The popular cinema chain announced it was currently searching for options to salvage the company, and were evaluating avenues to obtain additional liquidity and potentially restructure its balance sheet via a comprehensive deleveraging transaction.
Cineworld pinned the blame for its lacklustre balance sheet on a poor supply of big screen offerings, with major releases including Thor: Love and Thunder and Top Gun: Maverick failing to attract audience numbers back to the cinema post-Covid.
The Wall Street Journal reported the chain was considering a voluntary Chapter 11 filing for bankruptcy in the US and similar proceedings in other jurisdictions on Friday last week, citing sources close to the issue.
Cineworld commented: “Any such filing would be expected to allow the Group to access near-term liquidity and support the orderly implementation of a fully funded deleveraging transaction.”

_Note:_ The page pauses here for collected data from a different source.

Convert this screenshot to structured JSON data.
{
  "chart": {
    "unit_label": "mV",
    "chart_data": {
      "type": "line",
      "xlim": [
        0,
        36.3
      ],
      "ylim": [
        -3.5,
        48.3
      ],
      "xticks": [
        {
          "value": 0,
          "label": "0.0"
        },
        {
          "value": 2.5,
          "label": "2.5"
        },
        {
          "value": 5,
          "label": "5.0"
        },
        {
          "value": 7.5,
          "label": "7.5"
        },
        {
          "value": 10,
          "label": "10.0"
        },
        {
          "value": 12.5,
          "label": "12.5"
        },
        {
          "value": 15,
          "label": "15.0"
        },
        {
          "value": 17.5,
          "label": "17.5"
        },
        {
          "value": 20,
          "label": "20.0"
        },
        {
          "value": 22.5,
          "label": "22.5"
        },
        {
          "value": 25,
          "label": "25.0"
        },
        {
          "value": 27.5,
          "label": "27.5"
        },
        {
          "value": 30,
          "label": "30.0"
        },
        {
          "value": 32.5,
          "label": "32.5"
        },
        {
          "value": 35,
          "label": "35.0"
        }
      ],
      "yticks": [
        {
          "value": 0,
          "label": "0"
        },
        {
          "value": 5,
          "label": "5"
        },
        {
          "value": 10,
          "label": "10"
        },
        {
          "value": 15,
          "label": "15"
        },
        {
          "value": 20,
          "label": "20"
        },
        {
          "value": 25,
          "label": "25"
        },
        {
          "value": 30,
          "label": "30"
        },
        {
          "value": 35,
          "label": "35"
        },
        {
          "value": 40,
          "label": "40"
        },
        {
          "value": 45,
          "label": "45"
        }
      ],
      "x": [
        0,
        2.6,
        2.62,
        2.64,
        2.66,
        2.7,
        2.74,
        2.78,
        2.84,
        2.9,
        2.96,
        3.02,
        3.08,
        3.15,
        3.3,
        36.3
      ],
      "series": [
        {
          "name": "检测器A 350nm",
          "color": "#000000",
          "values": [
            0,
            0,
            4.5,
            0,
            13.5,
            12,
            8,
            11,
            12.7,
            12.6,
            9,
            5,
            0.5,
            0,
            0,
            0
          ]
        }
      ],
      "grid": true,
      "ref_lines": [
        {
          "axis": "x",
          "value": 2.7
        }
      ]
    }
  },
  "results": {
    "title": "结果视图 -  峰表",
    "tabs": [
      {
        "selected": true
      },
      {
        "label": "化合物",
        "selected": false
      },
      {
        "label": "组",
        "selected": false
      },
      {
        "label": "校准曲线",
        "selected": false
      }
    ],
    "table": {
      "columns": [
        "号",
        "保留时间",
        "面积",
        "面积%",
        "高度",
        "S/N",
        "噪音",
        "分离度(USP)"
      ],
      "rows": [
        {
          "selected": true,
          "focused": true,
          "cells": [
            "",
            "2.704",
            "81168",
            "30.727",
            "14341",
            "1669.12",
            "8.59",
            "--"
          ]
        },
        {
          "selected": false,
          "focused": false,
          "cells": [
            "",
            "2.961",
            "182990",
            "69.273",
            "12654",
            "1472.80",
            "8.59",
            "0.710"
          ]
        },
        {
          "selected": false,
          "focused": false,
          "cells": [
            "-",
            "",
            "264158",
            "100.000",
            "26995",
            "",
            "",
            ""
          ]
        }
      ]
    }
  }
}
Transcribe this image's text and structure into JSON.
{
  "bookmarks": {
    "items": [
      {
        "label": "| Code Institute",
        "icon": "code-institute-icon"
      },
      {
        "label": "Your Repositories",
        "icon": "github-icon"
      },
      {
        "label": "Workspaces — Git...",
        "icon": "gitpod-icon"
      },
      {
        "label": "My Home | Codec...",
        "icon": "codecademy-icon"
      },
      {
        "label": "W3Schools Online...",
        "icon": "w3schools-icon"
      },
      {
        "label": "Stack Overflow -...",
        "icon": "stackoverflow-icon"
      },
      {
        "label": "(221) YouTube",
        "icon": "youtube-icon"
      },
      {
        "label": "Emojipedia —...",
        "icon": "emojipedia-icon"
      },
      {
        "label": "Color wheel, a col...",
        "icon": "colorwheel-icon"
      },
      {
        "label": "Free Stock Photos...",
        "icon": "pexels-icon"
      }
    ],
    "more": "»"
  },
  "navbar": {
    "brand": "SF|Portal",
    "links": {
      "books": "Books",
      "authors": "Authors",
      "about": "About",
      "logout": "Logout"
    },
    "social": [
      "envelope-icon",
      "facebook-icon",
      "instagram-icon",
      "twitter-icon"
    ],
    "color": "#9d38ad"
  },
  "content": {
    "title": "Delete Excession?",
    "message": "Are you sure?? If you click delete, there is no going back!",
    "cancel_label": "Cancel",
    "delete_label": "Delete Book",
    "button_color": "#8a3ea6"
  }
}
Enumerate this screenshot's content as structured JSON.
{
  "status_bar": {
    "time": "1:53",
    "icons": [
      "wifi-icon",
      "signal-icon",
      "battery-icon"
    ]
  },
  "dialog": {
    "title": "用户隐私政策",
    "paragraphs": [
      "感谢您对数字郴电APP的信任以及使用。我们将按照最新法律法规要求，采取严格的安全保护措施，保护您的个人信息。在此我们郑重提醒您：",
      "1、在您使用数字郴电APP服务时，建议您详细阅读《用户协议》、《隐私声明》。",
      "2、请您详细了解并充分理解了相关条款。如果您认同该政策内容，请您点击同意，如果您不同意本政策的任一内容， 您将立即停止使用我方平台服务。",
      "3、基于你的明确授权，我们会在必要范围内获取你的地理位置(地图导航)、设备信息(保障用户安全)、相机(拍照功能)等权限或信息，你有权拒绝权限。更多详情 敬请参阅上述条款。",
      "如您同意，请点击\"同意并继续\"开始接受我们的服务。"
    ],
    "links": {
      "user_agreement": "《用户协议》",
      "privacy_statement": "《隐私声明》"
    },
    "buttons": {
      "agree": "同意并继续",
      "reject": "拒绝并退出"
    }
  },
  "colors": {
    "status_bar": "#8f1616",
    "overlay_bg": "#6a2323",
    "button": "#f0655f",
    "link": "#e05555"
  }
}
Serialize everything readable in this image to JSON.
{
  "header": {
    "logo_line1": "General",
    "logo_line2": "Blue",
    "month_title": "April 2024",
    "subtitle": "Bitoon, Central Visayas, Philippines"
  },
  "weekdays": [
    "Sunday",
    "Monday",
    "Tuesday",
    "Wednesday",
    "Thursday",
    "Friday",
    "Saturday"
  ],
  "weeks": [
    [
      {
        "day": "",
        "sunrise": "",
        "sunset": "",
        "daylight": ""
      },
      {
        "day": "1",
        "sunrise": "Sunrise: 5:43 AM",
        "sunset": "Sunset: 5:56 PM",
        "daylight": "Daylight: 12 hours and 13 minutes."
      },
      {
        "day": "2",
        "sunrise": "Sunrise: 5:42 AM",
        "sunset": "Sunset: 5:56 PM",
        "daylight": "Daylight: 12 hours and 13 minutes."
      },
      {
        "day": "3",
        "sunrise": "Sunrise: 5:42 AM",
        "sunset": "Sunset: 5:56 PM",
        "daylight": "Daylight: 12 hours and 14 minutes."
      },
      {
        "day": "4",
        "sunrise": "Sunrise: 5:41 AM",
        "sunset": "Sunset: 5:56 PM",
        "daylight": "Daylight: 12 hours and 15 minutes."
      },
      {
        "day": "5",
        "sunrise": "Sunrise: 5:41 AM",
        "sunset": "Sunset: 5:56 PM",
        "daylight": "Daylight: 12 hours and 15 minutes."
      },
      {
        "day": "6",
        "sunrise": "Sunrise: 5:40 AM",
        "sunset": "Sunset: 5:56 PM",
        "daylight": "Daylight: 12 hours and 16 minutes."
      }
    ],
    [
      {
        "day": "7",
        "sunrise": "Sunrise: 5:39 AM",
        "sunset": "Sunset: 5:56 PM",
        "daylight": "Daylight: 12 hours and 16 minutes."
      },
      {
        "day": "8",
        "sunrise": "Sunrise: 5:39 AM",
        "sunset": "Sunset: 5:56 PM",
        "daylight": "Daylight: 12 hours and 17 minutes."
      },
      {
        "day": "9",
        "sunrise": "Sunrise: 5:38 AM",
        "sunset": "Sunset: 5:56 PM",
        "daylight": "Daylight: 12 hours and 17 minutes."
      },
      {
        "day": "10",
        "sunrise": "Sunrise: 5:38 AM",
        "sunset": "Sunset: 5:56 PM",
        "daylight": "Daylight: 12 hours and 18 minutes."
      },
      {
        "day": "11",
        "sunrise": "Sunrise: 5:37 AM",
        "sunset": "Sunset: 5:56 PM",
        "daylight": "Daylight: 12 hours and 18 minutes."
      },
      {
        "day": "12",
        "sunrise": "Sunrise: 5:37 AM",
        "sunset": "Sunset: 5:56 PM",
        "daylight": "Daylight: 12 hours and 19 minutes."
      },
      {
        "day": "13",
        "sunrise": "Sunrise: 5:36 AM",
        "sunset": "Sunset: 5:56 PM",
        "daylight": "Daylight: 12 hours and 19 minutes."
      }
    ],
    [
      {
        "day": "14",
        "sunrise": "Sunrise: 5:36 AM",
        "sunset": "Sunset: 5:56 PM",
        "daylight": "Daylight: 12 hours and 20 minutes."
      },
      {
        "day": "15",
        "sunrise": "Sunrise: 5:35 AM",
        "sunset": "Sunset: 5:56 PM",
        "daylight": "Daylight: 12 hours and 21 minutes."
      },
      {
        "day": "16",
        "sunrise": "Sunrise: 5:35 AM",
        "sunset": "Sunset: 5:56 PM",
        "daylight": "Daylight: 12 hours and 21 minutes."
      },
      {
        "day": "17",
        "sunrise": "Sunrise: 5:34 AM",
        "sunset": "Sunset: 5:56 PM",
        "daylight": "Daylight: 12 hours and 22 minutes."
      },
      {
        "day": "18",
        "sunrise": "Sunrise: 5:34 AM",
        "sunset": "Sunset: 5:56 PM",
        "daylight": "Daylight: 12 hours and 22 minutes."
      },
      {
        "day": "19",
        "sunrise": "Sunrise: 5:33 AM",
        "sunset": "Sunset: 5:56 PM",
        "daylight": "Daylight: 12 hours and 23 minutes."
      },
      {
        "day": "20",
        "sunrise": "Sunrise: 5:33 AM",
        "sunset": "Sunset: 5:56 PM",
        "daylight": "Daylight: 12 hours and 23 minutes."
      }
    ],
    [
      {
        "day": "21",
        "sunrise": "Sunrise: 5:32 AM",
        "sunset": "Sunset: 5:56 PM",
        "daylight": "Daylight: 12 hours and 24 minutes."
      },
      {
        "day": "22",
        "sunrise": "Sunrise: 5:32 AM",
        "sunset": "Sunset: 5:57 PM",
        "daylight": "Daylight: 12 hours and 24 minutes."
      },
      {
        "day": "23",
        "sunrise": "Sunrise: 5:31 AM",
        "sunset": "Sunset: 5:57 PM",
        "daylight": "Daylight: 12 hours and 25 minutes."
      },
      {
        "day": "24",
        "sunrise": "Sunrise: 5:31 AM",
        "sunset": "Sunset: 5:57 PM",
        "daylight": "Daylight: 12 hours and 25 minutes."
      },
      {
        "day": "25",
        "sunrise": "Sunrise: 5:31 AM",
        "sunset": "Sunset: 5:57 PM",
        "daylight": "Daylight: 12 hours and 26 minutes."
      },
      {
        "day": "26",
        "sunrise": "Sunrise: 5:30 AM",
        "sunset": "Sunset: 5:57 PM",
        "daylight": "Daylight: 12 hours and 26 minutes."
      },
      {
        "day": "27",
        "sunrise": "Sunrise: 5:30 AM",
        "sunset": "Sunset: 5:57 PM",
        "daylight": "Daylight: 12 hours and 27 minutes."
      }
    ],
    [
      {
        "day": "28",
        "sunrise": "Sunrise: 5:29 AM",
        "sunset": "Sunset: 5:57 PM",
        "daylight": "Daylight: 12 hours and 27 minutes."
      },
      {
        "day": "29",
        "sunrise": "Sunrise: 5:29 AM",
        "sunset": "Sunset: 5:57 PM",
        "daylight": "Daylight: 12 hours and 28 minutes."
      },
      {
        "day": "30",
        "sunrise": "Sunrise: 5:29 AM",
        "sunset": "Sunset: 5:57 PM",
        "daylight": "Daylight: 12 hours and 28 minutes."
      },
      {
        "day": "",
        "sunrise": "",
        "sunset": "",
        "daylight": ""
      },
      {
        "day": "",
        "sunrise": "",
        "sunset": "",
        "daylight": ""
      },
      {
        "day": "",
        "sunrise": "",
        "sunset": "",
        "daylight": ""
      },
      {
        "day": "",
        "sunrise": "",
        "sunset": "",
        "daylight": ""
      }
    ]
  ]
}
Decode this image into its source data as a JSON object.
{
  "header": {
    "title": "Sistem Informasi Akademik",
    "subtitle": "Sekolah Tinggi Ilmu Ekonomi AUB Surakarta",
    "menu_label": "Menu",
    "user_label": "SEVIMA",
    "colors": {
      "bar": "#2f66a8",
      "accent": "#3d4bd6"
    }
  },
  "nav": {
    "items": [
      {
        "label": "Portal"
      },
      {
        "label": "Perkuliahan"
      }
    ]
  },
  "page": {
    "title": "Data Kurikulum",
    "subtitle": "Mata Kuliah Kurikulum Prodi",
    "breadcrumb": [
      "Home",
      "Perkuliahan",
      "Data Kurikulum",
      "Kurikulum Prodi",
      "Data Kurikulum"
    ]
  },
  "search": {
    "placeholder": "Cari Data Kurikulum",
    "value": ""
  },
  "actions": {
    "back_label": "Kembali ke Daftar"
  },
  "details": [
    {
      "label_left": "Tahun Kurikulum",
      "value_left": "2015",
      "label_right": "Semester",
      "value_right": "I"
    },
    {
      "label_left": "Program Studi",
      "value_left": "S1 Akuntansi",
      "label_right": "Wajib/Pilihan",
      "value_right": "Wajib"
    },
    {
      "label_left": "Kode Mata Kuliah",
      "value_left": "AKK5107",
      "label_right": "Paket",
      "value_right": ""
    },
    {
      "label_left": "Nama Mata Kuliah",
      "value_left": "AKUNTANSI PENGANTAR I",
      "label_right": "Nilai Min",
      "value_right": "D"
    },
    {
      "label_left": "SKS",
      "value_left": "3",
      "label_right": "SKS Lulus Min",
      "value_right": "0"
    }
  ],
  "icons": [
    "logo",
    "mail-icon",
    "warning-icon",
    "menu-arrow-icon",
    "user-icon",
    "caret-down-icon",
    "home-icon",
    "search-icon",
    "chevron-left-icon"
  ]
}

“Cineworld would expect to maintain its operations in the ordinary course until and following any filing and ultimately to continue its business over the longer term with no significant impact upon its employees.”
“As previously announced, any deleveraging transaction would, however, result in very significant dilution of existing equity interests in Cineworld.”
Meanwhile, the franchise confirmed its Cineworld and Regal theatres would remain open for business, and would “continue to welcome guests and members.”